Wells Fargo Economics released its latest report on GDP performance in the second quarter calling it ‘less strength than meets the eyes’.[1] Despite real GDP growth at 2.4 percent in Q2 the economic data were revised downward for the past three years meaning the recession was deeper with real GDP declining 4.1 percent over the six quarters of recession compared to estimates of a 3.8 percent drop. Real GDP grew 3.2 percent over the past year, but the economy weakened as Q2 progressed. Fed Chairman Ben Bernanke called the economy unexpectedly fragile sending the Dow down. Durable goods orders fell in June and consumer confidence fell in July, despite solid corporate earnings and rising share prices.
The Piling Up of Doubt
The problem facing President Obama is that the sum of our fears including cost of his new programs, the impact of rising deficits, the loss of confidence in global financial markets about America’s financial strength and leadership (we keep spending while the rest of the work steps hard on the spending brakes) and the looming prospect of higher tax rates at the end of 2010 is sapping confidence and raising doubts about the sustainability of the recovery.
This is the ugly market report card on the President’s economic performance going into the mid-term elections.

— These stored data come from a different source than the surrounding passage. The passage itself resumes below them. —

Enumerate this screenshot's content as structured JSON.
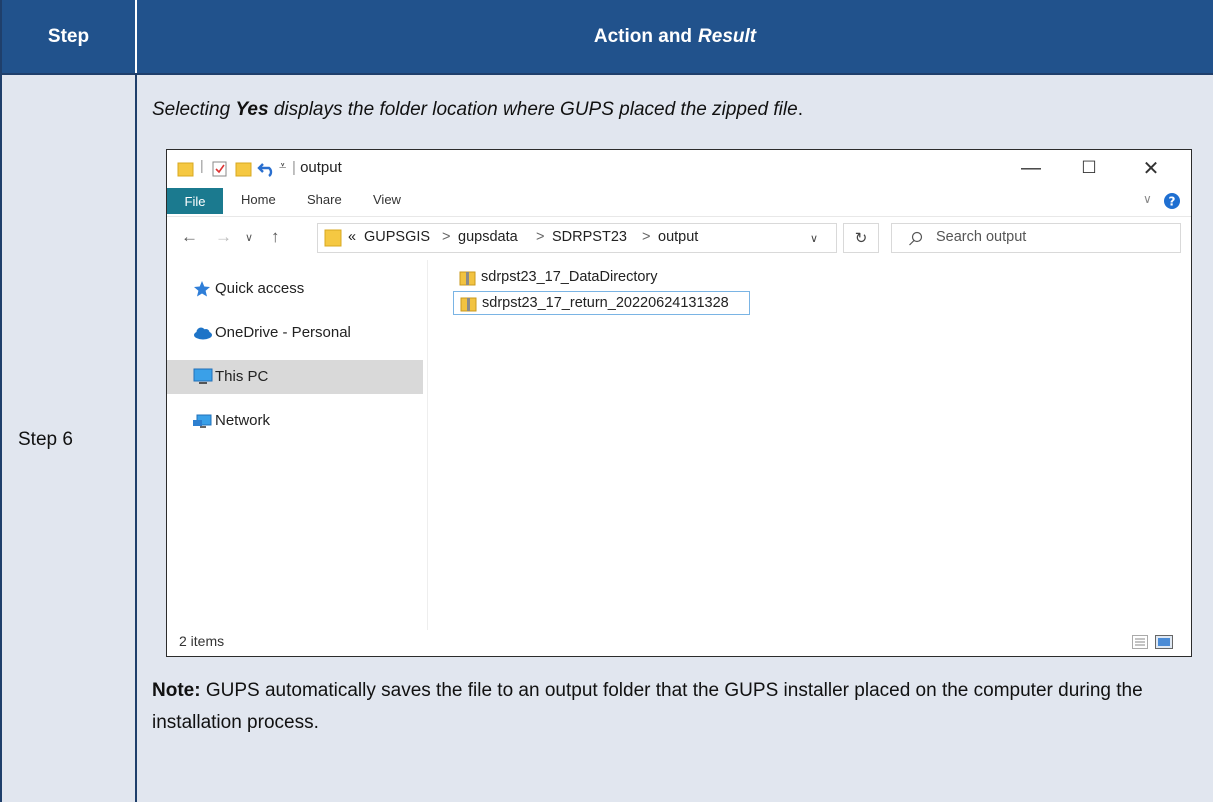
{
  "header": {
    "step": "Step",
    "action": "Action and",
    "result": "Result"
  },
  "row": {
    "step_label": "Step 6",
    "intro_pre": "Selecting ",
    "intro_yes": "Yes",
    "intro_post": " displays the folder location where GUPS placed the zipped file",
    "intro_end": ".",
    "note_label": "Note:",
    "note_text": " GUPS automatically saves the file to an output folder that the GUPS installer placed on the computer during the installation process."
  },
  "explorer": {
    "title": "output",
    "window_controls": {
      "minimize": "—",
      "maximize": "☐",
      "close": "✕"
    },
    "ribbon_tabs": [
      "File",
      "Home",
      "Share",
      "View"
    ],
    "breadcrumb": [
      "«",
      "GUPSGIS",
      ">",
      "gupsdata",
      ">",
      "SDRPST23",
      ">",
      "output"
    ],
    "search_placeholder": "Search output",
    "nav_items": [
      {
        "label": "Quick access",
        "icon": "star-icon"
      },
      {
        "label": "OneDrive - Personal",
        "icon": "cloud-icon"
      },
      {
        "label": "This PC",
        "icon": "monitor-icon",
        "selected": true
      },
      {
        "label": "Network",
        "icon": "network-icon"
      }
    ],
    "files": [
      {
        "name": "sdrpst23_17_DataDirectory",
        "icon": "zip-folder-icon"
      },
      {
        "name": "sdrpst23_17_return_20220624131328",
        "icon": "zip-folder-icon",
        "selected": true
      }
    ],
    "status_count": "2 items",
    "colors": {
      "file_tab": "#1b7a8f",
      "header": "#21528c",
      "cell_bg": "#e1e6ef"
    }
  }
}
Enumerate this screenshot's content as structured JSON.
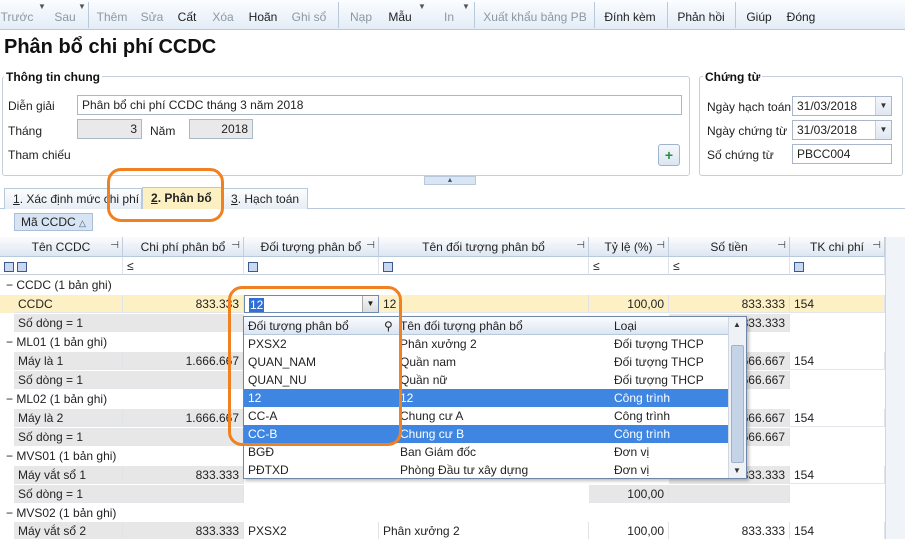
{
  "toolbar": {
    "items": [
      {
        "label": "Trước",
        "enabled": false
      },
      {
        "label": "Sau",
        "enabled": false
      },
      {
        "label": "Thêm",
        "enabled": false
      },
      {
        "label": "Sửa",
        "enabled": false
      },
      {
        "label": "Cất",
        "enabled": true
      },
      {
        "label": "Xóa",
        "enabled": false
      },
      {
        "label": "Hoãn",
        "enabled": true
      },
      {
        "label": "Ghi sổ",
        "enabled": false
      },
      {
        "label": "Nạp",
        "enabled": false
      },
      {
        "label": "Mẫu",
        "enabled": true
      },
      {
        "label": "In",
        "enabled": false
      },
      {
        "label": "Xuất khẩu bảng PB",
        "enabled": false
      },
      {
        "label": "Đính kèm",
        "enabled": true
      },
      {
        "label": "Phản hồi",
        "enabled": true
      },
      {
        "label": "Giúp",
        "enabled": true
      },
      {
        "label": "Đóng",
        "enabled": true
      }
    ]
  },
  "page_title": "Phân bổ chi phí CCDC",
  "general": {
    "title": "Thông tin chung",
    "dien_giai_label": "Diễn giải",
    "dien_giai_value": "Phân bổ chi phí CCDC tháng 3 năm 2018",
    "thang_label": "Tháng",
    "thang_value": "3",
    "nam_label": "Năm",
    "nam_value": "2018",
    "tham_chieu_label": "Tham chiếu"
  },
  "voucher": {
    "title": "Chứng từ",
    "ngay_hach_toan_label": "Ngày hạch toán",
    "ngay_hach_toan_value": "31/03/2018",
    "ngay_chung_tu_label": "Ngày chứng từ",
    "ngay_chung_tu_value": "31/03/2018",
    "so_chung_tu_label": "Số chứng từ",
    "so_chung_tu_value": "PBCC004"
  },
  "tabs": [
    {
      "num": "1",
      "label": ". Xác định mức chi phí",
      "active": false
    },
    {
      "num": "2",
      "label": ". Phân bổ",
      "active": true
    },
    {
      "num": "3",
      "label": ". Hạch toán",
      "active": false
    }
  ],
  "group_by_label": "Mã CCDC",
  "grid": {
    "columns": [
      "Tên CCDC",
      "Chi phí phân bổ",
      "Đối tượng phân bổ",
      "Tên đối tượng phân bổ",
      "Tỷ lệ (%)",
      "Số tiền",
      "TK chi phí"
    ],
    "filter_ops": [
      "■",
      "■",
      "■",
      "■",
      "≤",
      "≤",
      "■"
    ],
    "rows": [
      {
        "kind": "group",
        "text": "CCDC (1 bản ghi)"
      },
      {
        "kind": "data",
        "selected": true,
        "cells": [
          "CCDC",
          "833.333",
          "12",
          "12",
          "100,00",
          "833.333",
          "154"
        ]
      },
      {
        "kind": "sum",
        "cells": [
          "Số dòng = 1",
          "",
          "",
          "",
          "",
          "833.333",
          ""
        ]
      },
      {
        "kind": "group",
        "text": "ML01 (1 bản ghi)"
      },
      {
        "kind": "data",
        "cells": [
          "Máy là 1",
          "1.666.667",
          "",
          "",
          "",
          "1.666.667",
          "154"
        ]
      },
      {
        "kind": "sum",
        "cells": [
          "Số dòng = 1",
          "",
          "",
          "",
          "",
          "1.666.667",
          ""
        ]
      },
      {
        "kind": "group",
        "text": "ML02 (1 bản ghi)"
      },
      {
        "kind": "data",
        "cells": [
          "Máy là 2",
          "1.666.667",
          "",
          "",
          "",
          "1.666.667",
          "154"
        ]
      },
      {
        "kind": "sum",
        "cells": [
          "Số dòng = 1",
          "",
          "",
          "",
          "",
          "1.666.667",
          ""
        ]
      },
      {
        "kind": "group",
        "text": "MVS01 (1 bản ghi)"
      },
      {
        "kind": "data",
        "cells": [
          "Máy vắt sổ 1",
          "833.333",
          "",
          "",
          "",
          "833.333",
          "154"
        ]
      },
      {
        "kind": "sum",
        "cells": [
          "Số dòng = 1",
          "",
          "",
          "",
          "100,00",
          "",
          ""
        ]
      },
      {
        "kind": "group",
        "text": "MVS02 (1 bản ghi)"
      },
      {
        "kind": "data",
        "cells": [
          "Máy vắt sổ 2",
          "833.333",
          "PXSX2",
          "Phân xưởng 2",
          "100,00",
          "833.333",
          "154"
        ]
      }
    ]
  },
  "dropdown": {
    "columns": [
      "Đối tượng phân bổ",
      "Tên đối tượng phân bổ",
      "Loại"
    ],
    "rows": [
      {
        "code": "PXSX2",
        "name": "Phân xưởng 2",
        "type": "Đối tượng THCP",
        "selected": false
      },
      {
        "code": "QUAN_NAM",
        "name": "Quần nam",
        "type": "Đối tượng THCP",
        "selected": false
      },
      {
        "code": "QUAN_NU",
        "name": "Quần nữ",
        "type": "Đối tượng THCP",
        "selected": false
      },
      {
        "code": "12",
        "name": "12",
        "type": "Công trình",
        "selected": true
      },
      {
        "code": "CC-A",
        "name": "Chung cư A",
        "type": "Công trình",
        "selected": false
      },
      {
        "code": "CC-B",
        "name": "Chung cư B",
        "type": "Công trình",
        "selected": true
      },
      {
        "code": "BGĐ",
        "name": "Ban Giám đốc",
        "type": "Đơn vị",
        "selected": false
      },
      {
        "code": "PĐTXD",
        "name": "Phòng Đầu tư xây dựng",
        "type": "Đơn vị",
        "selected": false
      }
    ]
  },
  "colors": {
    "accent": "#3f86e2",
    "highlight": "#fdf0c4",
    "annotation": "#f08020"
  }
}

He still has time to turn it around before the final exam in 2012 but not with business as usual.
The problem is just when we need the President to rally consumer and business confidence that a weak start to recovery will pick up steam if we will only get out there and go about our business. The public increasingly sees the President as an impediment to economic growth not a steady hand on the rudder navigating us through the storm.
Living into our Economic Hierarchy of Needs
It does not have to be this way, except politics appears to be trumping economic common sense. To many it feels like we are watching an impending wreck in slow motion. We see the ditch coming but we just can’t see clearly enough to keep the car on the road.
- Hunker down
- Hoard cash
- Defer spending and hiring
- Push revenue into 2010 to avoid taxes in 2011
- Take profits now even at the expense of growth next year
- VOTE like your economic life depends upon it!
These are not the policies or strategies of sustainable long term growth but they are right out of the Maslow’s hierarchy of needs and they reflect the sum of our fears in an uncertain economy.